The problem with the hair cut rule is there is no defining limit.
The motorway limit is 70mph.
The legal drink-drive limit is x amount of units in blood.
The childrens lunch break is 45mins, between 1pm and 1:40pm

A haircut rule posted on the schools website doesn't have any defining limit.

Should putting a child into isolation and affecting his learning be done for the sake of a "trendy-haircut". As for the people who claim that when in isolation he is still learning, maybe but putting him into isolation for something his parents have done automatically would set his attitude wrongly, also children learn better when in an involved, interactive classroom, just having work set out on sheets of paper working in silence in a small office means he is not taking the work in as well, and also if his lesson is a foreign language and he is in isolation with for example the P.E. teacher and he needs to ask a question about the work he has been give, the P.E. teacher may not be able to help him.

The most important thing is the educational standards are not as high when in isolation.
 
So no punishment at all then?

A single day in Year 7 isn't suddenly going to cause your child to fail school so the impact to his education would be fairly negligible. Being allowed to break school rules and have parents that support him in breaking school rules is more likely to have a longer term impact.

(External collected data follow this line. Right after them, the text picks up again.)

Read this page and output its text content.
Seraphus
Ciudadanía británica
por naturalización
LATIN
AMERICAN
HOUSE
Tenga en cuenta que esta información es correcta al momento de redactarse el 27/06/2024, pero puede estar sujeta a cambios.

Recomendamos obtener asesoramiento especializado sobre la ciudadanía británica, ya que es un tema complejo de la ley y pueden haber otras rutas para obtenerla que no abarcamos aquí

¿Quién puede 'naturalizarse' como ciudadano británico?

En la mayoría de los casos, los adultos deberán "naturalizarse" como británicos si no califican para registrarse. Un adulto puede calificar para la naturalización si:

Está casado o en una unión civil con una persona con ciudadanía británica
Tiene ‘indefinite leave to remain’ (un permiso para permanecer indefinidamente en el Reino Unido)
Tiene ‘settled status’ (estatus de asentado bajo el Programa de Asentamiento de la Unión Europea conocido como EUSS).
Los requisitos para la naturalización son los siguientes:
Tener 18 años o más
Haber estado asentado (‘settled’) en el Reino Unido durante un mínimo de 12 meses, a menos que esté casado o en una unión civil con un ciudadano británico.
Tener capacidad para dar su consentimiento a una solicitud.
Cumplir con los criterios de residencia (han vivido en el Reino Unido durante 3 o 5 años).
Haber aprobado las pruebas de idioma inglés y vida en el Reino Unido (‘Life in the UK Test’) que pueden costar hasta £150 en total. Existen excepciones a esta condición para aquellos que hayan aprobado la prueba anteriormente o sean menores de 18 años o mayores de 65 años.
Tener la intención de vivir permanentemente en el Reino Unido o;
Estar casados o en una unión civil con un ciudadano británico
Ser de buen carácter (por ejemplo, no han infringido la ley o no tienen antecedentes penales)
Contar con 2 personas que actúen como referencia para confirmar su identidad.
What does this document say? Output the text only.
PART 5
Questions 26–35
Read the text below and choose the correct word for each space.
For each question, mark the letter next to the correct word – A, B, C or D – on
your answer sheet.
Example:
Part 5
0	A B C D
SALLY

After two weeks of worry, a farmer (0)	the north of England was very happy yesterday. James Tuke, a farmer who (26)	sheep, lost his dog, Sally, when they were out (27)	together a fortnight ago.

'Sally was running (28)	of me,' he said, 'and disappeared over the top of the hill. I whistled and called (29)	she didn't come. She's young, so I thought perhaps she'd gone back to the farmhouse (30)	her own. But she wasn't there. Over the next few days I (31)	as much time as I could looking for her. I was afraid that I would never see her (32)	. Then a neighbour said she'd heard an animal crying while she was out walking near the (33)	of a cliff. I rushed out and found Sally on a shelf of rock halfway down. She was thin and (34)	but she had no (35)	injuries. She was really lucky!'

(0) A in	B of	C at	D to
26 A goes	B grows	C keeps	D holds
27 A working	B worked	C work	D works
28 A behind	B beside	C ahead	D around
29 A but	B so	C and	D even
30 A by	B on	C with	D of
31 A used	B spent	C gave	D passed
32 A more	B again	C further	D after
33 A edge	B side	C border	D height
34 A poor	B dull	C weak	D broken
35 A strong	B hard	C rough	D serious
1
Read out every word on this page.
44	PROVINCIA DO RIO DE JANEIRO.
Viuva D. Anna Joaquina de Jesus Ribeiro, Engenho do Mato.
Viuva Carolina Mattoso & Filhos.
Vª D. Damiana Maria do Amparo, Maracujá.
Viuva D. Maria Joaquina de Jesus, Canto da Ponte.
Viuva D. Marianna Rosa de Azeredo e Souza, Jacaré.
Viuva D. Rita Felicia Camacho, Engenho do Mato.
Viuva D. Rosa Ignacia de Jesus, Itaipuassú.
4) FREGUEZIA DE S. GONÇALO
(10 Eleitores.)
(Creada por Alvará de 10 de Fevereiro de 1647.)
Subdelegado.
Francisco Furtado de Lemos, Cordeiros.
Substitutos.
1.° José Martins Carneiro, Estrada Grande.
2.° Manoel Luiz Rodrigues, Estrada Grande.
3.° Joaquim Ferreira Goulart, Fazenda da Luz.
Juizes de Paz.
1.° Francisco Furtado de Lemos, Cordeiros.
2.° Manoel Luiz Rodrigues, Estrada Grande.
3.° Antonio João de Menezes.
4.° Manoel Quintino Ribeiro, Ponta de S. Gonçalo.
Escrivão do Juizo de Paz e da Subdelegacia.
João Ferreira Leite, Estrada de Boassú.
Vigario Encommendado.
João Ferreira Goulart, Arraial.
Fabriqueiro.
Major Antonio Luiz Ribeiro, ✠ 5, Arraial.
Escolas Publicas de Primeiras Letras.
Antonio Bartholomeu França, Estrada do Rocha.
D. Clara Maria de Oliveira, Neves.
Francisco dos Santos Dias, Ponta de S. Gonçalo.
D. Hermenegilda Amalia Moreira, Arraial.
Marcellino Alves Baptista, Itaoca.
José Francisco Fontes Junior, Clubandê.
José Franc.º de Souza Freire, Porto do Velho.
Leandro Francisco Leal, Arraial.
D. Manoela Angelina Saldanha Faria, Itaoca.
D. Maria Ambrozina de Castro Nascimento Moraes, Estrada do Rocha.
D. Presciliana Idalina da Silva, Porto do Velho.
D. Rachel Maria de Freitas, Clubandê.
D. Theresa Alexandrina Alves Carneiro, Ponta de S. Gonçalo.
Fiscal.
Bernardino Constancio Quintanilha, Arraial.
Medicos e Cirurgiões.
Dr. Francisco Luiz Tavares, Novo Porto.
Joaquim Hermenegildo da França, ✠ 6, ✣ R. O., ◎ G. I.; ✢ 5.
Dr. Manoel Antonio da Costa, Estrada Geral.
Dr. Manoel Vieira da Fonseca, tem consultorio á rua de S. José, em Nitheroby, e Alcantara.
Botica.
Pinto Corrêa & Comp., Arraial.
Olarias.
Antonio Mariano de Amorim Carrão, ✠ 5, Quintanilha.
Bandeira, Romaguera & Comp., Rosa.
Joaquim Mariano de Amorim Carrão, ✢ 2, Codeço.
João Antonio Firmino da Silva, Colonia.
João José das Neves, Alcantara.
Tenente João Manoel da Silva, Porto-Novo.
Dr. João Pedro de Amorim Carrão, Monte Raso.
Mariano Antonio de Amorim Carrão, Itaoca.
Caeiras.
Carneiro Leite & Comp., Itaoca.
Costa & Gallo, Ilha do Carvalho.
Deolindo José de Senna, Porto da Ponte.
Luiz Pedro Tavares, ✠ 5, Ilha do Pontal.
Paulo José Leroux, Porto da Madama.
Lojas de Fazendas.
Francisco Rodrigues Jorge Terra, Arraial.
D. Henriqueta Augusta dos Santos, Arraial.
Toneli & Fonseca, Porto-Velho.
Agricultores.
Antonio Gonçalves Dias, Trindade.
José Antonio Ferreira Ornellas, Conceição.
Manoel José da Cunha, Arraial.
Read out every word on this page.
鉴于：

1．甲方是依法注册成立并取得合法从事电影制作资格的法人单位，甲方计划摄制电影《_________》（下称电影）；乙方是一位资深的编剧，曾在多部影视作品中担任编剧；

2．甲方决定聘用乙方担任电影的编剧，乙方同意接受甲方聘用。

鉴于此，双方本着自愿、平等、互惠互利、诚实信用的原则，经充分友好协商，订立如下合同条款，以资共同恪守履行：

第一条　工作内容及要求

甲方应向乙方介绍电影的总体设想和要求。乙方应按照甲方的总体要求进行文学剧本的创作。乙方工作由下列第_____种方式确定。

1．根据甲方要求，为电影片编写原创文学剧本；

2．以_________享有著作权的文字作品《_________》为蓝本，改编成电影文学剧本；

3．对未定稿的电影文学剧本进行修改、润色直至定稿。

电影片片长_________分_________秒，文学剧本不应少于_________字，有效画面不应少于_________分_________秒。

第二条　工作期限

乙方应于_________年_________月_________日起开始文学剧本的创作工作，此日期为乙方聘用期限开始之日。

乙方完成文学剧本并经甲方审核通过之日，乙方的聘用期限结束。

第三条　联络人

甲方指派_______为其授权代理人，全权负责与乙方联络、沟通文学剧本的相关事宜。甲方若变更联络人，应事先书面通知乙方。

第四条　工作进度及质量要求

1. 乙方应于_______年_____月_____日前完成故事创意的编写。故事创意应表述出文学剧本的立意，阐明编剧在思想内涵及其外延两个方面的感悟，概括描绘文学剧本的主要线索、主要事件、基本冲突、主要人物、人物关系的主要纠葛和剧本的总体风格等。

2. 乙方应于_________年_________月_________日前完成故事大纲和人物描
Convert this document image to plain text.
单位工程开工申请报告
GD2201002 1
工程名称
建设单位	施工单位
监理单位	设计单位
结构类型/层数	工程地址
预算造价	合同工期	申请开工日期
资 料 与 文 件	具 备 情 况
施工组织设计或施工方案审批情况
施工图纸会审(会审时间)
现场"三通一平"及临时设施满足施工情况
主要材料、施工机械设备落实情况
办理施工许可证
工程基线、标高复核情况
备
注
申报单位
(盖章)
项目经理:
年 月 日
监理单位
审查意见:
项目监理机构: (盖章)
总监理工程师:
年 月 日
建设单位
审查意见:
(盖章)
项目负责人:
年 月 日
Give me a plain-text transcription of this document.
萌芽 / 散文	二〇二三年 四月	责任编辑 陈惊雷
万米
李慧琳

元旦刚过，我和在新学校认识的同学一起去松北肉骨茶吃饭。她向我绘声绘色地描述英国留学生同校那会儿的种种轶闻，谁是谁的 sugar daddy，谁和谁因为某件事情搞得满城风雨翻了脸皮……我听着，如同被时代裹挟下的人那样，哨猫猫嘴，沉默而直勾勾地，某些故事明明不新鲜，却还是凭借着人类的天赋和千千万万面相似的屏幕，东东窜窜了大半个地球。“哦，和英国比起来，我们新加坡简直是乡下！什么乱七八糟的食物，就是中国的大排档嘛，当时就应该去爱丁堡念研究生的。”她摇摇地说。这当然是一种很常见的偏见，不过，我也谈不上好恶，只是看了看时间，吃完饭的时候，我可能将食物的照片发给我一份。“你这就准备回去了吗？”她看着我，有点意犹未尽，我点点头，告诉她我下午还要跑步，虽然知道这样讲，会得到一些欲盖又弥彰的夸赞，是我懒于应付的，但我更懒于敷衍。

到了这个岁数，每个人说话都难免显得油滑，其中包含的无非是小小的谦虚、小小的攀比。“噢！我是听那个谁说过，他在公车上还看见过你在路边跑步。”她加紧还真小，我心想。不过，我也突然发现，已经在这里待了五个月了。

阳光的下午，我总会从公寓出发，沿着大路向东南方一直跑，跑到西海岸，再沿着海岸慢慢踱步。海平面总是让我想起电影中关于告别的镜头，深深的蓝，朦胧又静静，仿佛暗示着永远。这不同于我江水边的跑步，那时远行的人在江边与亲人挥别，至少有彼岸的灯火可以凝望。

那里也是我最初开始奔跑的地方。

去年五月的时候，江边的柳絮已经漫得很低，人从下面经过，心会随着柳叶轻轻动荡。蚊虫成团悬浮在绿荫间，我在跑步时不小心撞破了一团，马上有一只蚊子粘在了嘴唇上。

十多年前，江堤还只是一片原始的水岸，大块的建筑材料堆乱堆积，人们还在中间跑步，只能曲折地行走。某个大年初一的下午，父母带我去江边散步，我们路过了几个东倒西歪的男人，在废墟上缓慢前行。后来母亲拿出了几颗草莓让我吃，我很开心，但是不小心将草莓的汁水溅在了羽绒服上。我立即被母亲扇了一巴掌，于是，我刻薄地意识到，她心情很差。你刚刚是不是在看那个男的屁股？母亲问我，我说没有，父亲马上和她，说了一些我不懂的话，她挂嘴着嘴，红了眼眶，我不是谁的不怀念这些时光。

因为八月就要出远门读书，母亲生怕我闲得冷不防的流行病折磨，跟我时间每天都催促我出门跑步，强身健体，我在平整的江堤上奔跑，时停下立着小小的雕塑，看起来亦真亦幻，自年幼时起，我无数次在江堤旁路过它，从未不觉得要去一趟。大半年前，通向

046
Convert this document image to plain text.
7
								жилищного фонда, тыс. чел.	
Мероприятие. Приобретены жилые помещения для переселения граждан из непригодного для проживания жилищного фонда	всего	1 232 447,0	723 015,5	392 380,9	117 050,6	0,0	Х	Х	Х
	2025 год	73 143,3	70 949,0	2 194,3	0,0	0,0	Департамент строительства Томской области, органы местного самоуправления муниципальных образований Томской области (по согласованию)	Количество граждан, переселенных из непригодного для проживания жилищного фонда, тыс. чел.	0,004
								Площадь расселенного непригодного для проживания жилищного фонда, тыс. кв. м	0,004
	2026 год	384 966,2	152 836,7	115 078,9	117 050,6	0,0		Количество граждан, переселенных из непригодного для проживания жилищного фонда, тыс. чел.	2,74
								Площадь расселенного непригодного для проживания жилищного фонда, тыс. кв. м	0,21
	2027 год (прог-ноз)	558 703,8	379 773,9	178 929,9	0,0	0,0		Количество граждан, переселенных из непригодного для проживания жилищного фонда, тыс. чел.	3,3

what exactly are the school planning on doing keeping him in isolation til lit grows back?


Originally he was being put into isolation till it grew back, anything up to 2 weeks, until we intervened.
 
I will admit that I didn't know of the rule and neither did my wife.

Whether my son knew it would be unacceptable by the school - maybe he did, maybe he didn't, but he isnt going to admit it is he?

I believe that whilst we didnt do anything wrong intentionally, the rules were broken.

But I stand by the fact that the punishment originally given was unjust and over the top! And a conversation with the people who gave that punishment soon got it revoked.